EATING DISORDER INTERVENTIONS

CanAm Interventions provides interventions for binge eating, interventions for anorexia, interventions for over eating, interventions for eating restrictions, and interventions for disordered eating.

What is the definition of Eating Disorders? complex emotional and physical addictions that occur for individuals that have deep emotional disconnection, feel too much, and/or have undergone historic traumatic experiences.

  • Eating Disorders usually start from childhood, escalate and progress into adolescence, and continue into the adult years.

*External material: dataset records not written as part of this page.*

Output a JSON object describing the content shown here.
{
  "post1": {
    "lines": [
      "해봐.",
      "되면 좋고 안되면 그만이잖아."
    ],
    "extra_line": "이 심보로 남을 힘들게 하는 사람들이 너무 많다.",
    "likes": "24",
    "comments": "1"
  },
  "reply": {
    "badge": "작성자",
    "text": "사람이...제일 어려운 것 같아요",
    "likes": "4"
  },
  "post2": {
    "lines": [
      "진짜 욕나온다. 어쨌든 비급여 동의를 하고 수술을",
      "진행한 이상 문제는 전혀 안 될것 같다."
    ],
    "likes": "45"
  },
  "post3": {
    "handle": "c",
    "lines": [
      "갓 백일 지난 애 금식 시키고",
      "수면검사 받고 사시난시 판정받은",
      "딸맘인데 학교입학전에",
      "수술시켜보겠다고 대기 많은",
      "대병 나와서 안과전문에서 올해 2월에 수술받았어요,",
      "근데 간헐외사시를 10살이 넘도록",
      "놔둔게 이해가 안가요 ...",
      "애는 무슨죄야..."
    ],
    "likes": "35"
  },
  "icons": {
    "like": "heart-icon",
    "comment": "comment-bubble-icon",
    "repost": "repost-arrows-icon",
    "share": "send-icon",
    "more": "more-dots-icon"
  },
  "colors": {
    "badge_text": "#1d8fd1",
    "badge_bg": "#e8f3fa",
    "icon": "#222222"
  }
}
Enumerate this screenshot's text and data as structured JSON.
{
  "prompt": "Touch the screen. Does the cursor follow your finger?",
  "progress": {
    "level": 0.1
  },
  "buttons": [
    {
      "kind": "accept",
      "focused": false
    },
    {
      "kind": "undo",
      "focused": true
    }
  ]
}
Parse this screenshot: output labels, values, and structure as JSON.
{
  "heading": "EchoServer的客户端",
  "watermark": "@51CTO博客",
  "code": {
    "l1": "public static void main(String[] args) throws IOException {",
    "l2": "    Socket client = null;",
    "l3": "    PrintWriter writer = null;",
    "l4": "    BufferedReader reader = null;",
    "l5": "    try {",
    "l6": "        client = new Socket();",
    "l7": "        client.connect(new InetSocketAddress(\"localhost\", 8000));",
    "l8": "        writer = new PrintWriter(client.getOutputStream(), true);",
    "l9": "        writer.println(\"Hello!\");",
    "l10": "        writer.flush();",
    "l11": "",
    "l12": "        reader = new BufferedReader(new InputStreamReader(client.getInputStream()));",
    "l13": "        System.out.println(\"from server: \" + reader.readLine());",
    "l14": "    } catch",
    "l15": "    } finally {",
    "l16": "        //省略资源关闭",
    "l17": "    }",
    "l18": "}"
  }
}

Most studies show that ED begins with low self-esteem, anxiety, mood swings, peer pressure, mental health diagnoses, and social anxiety, history of sexual, mental, or physical abuse, and negative self-perception or body issues.
  • Eating disorders are not just about body weight and food suppression, they are mostly about the need to stay in control and manage internal emotional conflicts so that all problems seem to go away in the moment. This creates an external solution to end personal emotional turmoil.

The greatest glory in living lies not in never falling, but in rising every time we fall.” untitled-11Ralph Waldo Emerson

The DSM-5 Diagnostic Criteria taken from “The Alliance for Eating Disorders” states the following: Restriction of energy intakes relative to requirement leading to a significantly low body weight in the context of age, sex, development trajectory, and physical health.

  • Intense fear of gaining weight or becoming fat, even though underweight. Disturbance in the way in which one’s body weight or shape is experienced, undue influence of body weight or shape on self- evaluation, or denial of the seriousness of the current low body weight.

Types of Eating Disorders include:

  • Anorexia Nervosa: People with Anorexia Nervosa tend to be perfectionists who suffer from low self-esteem and are extremely critical of themselves and their bodies. They don’t maintain a normal weight because they refuse to eat enough, often exercise obsessively, and sometimes force themselves to vomit or use laxatives to lose weight.
  • Bulimia Nervosa: Insatiable overeating is a medical condition. It is an emotional disorder involving distortion of body image and an obsessive desire to lose weight. This typically involves bouts of extreme overeating, followed by depression and self-induced vomiting, purging, or fasting.
  • Compulsive eating disorder: Compulsive overeating can affect women or men. Because compulsive overeaters feel that they cannot control their intake of food, they are likely to describe themselves as lacking in willpower   usually say that they are eating for comfort rather than for genuine physical need.
  • Binge eating disorder: People with binge eating disorder have an inability to stop eating once they start, using food in excess. When overeating feels out of control and becomes a regular occurrence, it crosses the line to binge-eating disorder. This is mostly related to emotional dysregulation.